For the 160-nm Si NW coated with SiO₂ shell, the ultimate photocurrent first increases with transparent coating thickness increasing, then reaches a maximum value of ∼ 24.6 mA/cm² at an SiO₂ shell thickness of 60 nm. Note that at this coating thickness, the photocurrent is enhanced by a factor of 1.39 when adding the 60-nm thick shell. Obviously, much improved light absorption could be obtained, when transparent shell with an appropriate thickness is coated on the photoactive Si NWs. The further increase of the SiO₂ shell thickness causes the ultimate photocurrent to decrease gradually. One can see that the ultimate photocurrent of Si NW with fully filled SiO₂ is about 9.9 mA/cm² lower than that with the conformal coating condition of 60 nm. The reduction of ultimate photocurrents can be attributed to the increased reflection, as the Si NW array is fully filled with SiO₂. This shows the superiority performance of core-shell structure as compared with fully filled condition.

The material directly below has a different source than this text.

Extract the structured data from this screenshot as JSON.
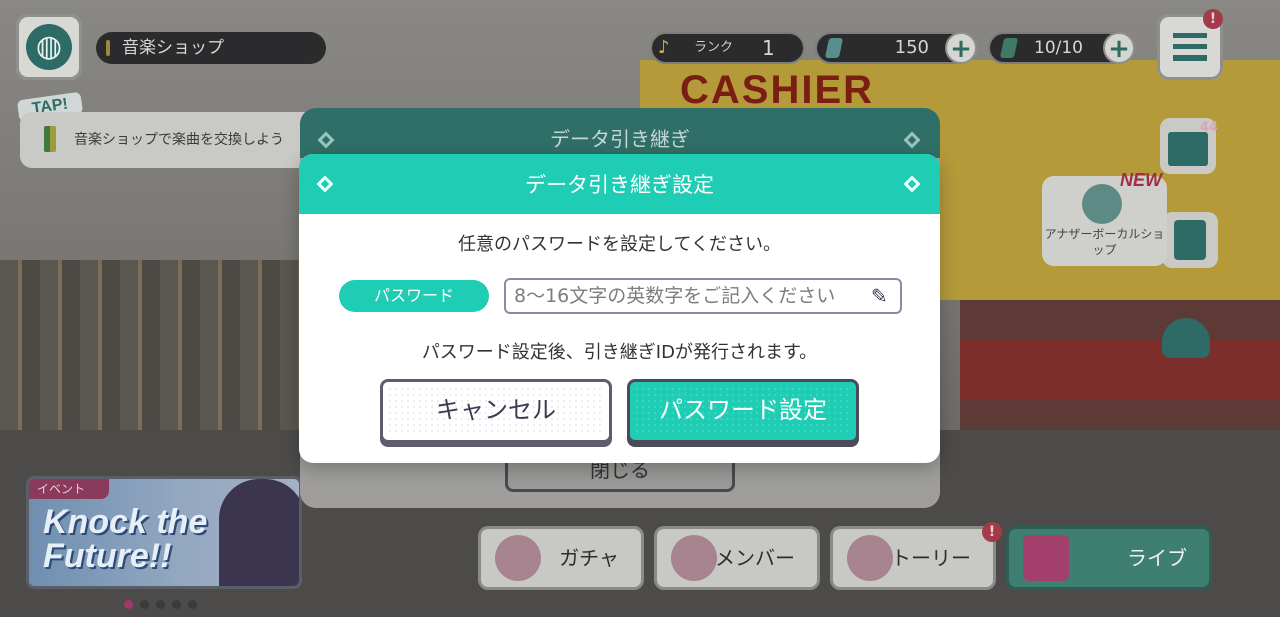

In this work, an optical simulation is conducted to optimize the optical characteristics of Si NWA with transparent SiO₂ shell. It is found that the introduction of conformed transparent SiO₂ coating on Si NWA can further increase the absorption of photoactive inner Si NWA. At an optimized size, the proposed core-shell NWA structure exhibits the promising ability to absorb photos. Furthermore, Si NWs combined with a transparent SiO₂ shell yield surface defect passivation effects besides exhibiting a substantial absorption enhancement. In the fabrication of PV device, the use of Si NW with low filling factors can reduce the complexity and manufacturing cost, which is greatly useful in guiding the design and fabrication of high-efficiency, low-cost, Si NW array solar cells.